Fantasía 12 jul, 20:01

Свет для утопших

Мой дед говорил: море, что из воды, — это еще не море. Настоящее начинается там, где вода кончается и встает мгла.

Под нашей скалой воды нет. Внизу, за краем обрыва, лежит Мглистое море — белое, глухое, до самого окоема. И по нему ходят корабли. Все, что настоящая, соленая вода когда-либо забрала себе, всплывают потом здесь и плывут в тумане: без порта, без края, покуда кто-нибудь не зажжет для них тонущий огонь и не выведет за грань. Туда, где им наконец покой.

Зажигаю его я. Плачу за него глазами.

Меня зовут Ждан. Мне девятнадцать, и три дня как я — смотритель. Дед помер в среду, тихо, за столом, не доев треску. Уронил голову, будто задремал. А глаза у него были белые-белые, слепые, как у всех наших, кто досмотрел свое до конца. Я закрыл ему веки, вынес его в лодке на мель у самой кромки мглы — так у нас хоронят смотрителей, отдают обратно — и вернулся один в холодную башню. Сухого пути тебе, дед.

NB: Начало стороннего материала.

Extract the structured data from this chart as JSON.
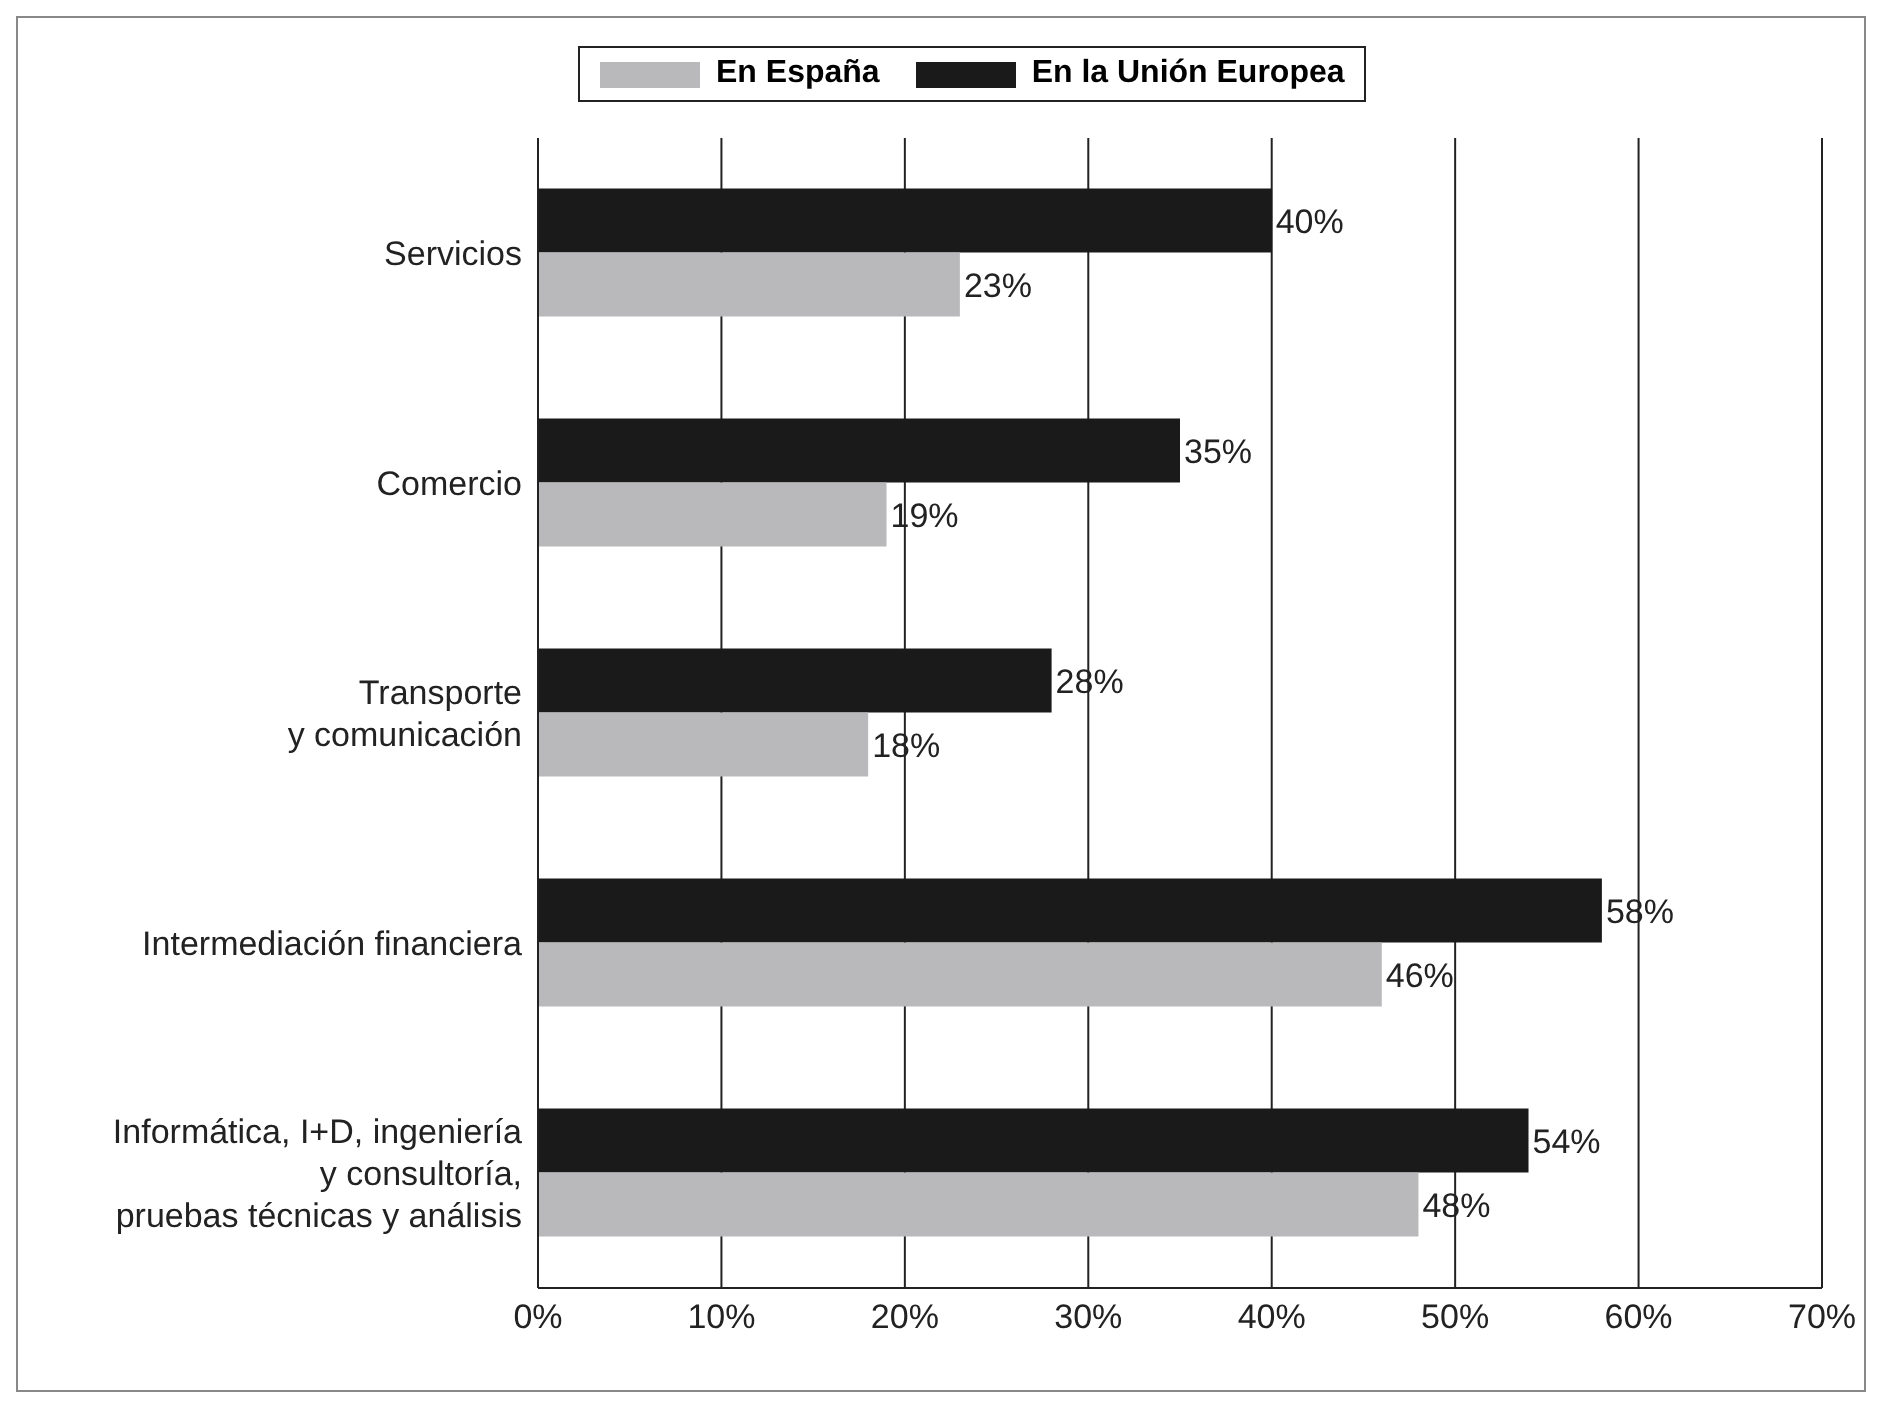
{
  "chart_data": {
    "type": "bar",
    "orientation": "horizontal",
    "categories": [
      "Servicios",
      "Comercio",
      "Transporte\ny comunicación",
      "Intermediación financiera",
      "Informática, I+D, ingeniería\ny consultoría,\npruebas técnicas y análisis"
    ],
    "series": [
      {
        "name": "En España",
        "color": "#b9b9bb",
        "values": [
          23,
          19,
          18,
          46,
          48
        ],
        "value_labels": [
          "23%",
          "19%",
          "18%",
          "46%",
          "48%"
        ]
      },
      {
        "name": "En la Unión Europea",
        "color": "#1a1a1a",
        "values": [
          40,
          35,
          28,
          58,
          54
        ],
        "value_labels": [
          "40%",
          "35%",
          "28%",
          "58%",
          "54%"
        ]
      }
    ],
    "xlim": [
      0,
      70
    ],
    "xticks": [
      {
        "value": 0,
        "label": "0%"
      },
      {
        "value": 10,
        "label": "10%"
      },
      {
        "value": 20,
        "label": "20%"
      },
      {
        "value": 30,
        "label": "30%"
      },
      {
        "value": 40,
        "label": "40%"
      },
      {
        "value": 50,
        "label": "50%"
      },
      {
        "value": 60,
        "label": "60%"
      },
      {
        "value": 70,
        "label": "70%"
      }
    ],
    "grid": "x",
    "legend": "top"
  }
}
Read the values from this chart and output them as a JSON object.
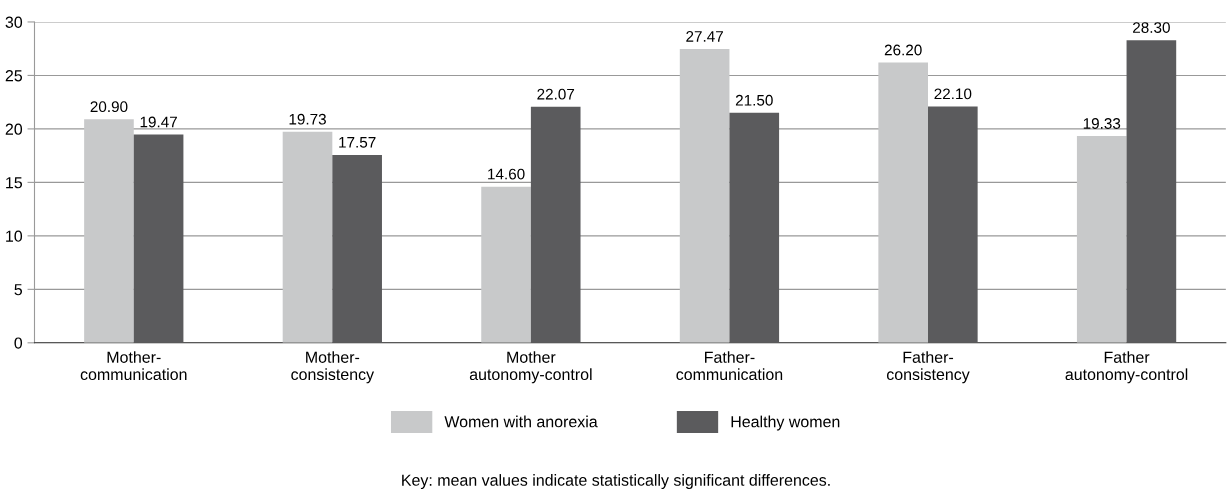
{
  "chart_data": {
    "type": "bar",
    "categories": [
      "Mother-\ncommunication",
      "Mother-\nconsistency",
      "Mother\nautonomy-control",
      "Father-\ncommunication",
      "Father-\nconsistency",
      "Father\nautonomy-control"
    ],
    "series": [
      {
        "name": "Women with anorexia",
        "color": "#c8c9ca",
        "values": [
          20.9,
          19.73,
          14.6,
          27.47,
          26.2,
          19.33
        ],
        "value_labels": [
          "20.90",
          "19.73",
          "14.60",
          "27.47",
          "26.20",
          "19.33"
        ]
      },
      {
        "name": "Healthy women",
        "color": "#5b5b5d",
        "values": [
          19.47,
          17.57,
          22.07,
          21.5,
          22.1,
          28.3
        ],
        "value_labels": [
          "19.47",
          "17.57",
          "22.07",
          "21.50",
          "22.10",
          "28.30"
        ]
      }
    ],
    "ylim": [
      0,
      30
    ],
    "yticks": [
      0,
      5,
      10,
      15,
      20,
      25,
      30
    ],
    "grid": "y",
    "legend": "bottom",
    "annotations": [
      "Key: mean values indicate statistically significant differences."
    ]
  }
}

Теперь башня моя. И фитиль мой.

Фитиль — не про масло. Масла в наш огонь не льют, он его и не берет. Смотритель встает у зеркального стекла, глядит в мглу — глядит так, будто хочет разобрать каждую снасть на каждом дальнем корабле, — и свет разгорается прямо из этого его гляденья. Чем яростнее вглядываешься, тем ярче горит. И тем меньше остается глаз. Проведешь корабль — и наутро мир чуть-чуть выцвел, будто кто-то отжал из него краску. Дед под конец не различал моего лица. По голосу узнавал, по шагам. А огонь все жег — до последнего.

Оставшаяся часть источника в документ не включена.